This week’s roundup includes EDR tampering exploits found in the wild, manual fixes for BitLocker, and GitHub leaking authorization tokens.
RansomHub rolls out brand new EDR-killing binary
Link: Dark Reading
RansomHub has introduced a new malware that uses a Bring Your Own Vulnerable Driver (BYOVD) technique to disable Endpoint Detection and Response (EDR) systems. This approach exploits legitimate but vulnerable drivers to evade detection, posing a significant challenge to cybersecurity defenses. The development underscores the growing sophistication of ransomware attacks.
Microsoft disables BitLocker security fix
Link: Bleeping Computer
Microsoft has disabled a security fix intended to block attacks on BitLocker due to issues it caused, including preventing the encryption feature from working correctly on some systems. Microsoft now advises users to implement manual mitigations to protect against these attacks while they work on a more stable solution. It’s also important to note that this exploit requires the attacker to have physical access to the encrypted device.

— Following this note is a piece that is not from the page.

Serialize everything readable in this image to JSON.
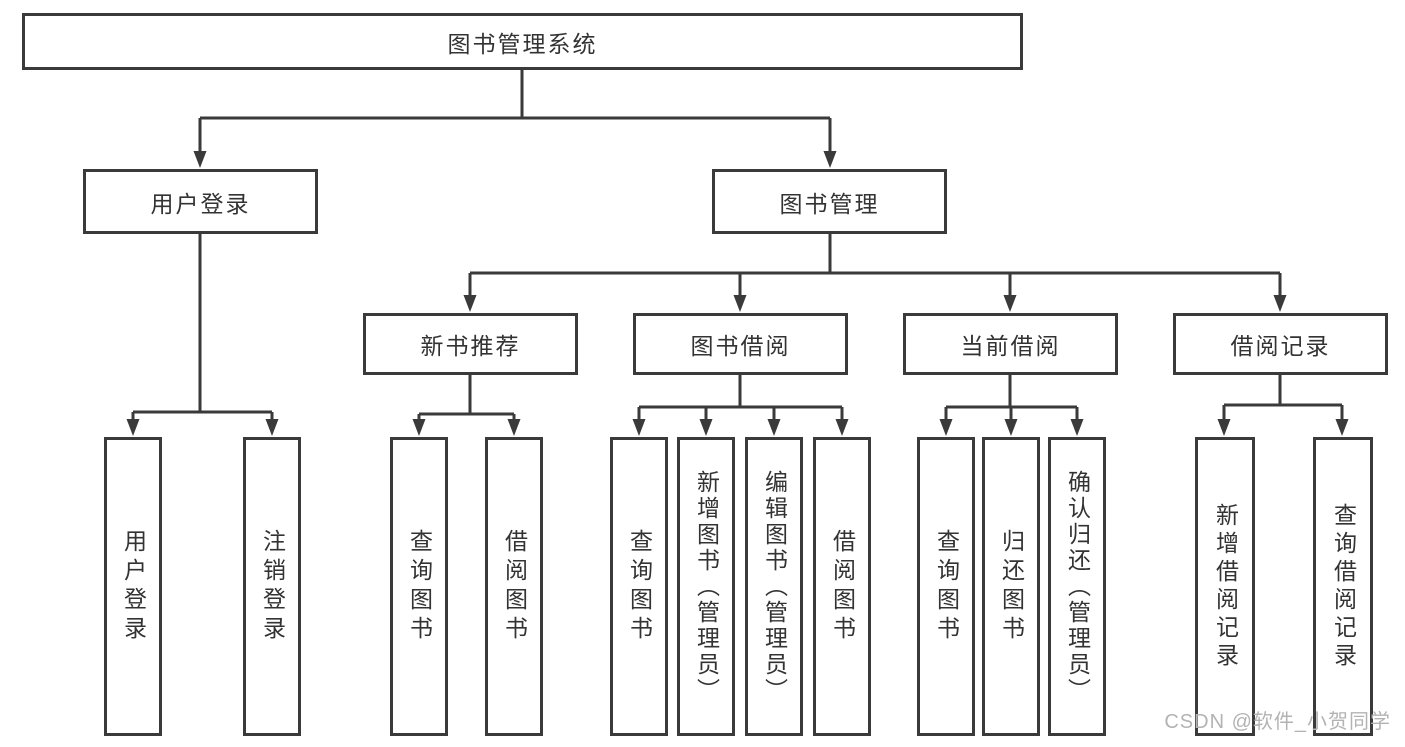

GitHub actions artifacts found leaked authorization tokens
Link: Bleeping Computer
A security issue was discovered in GitHub Actions where artifacts from some popular projects were found leaking authentication tokens. These tokens could potentially allow unauthorized access to various systems. The problem arose due to incorrect configurations, leading to sensitive information being exposed in publicly accessible logs. GitHub is addressing the issue, and developers are advised to review their workflows to ensure that secrets are properly secured.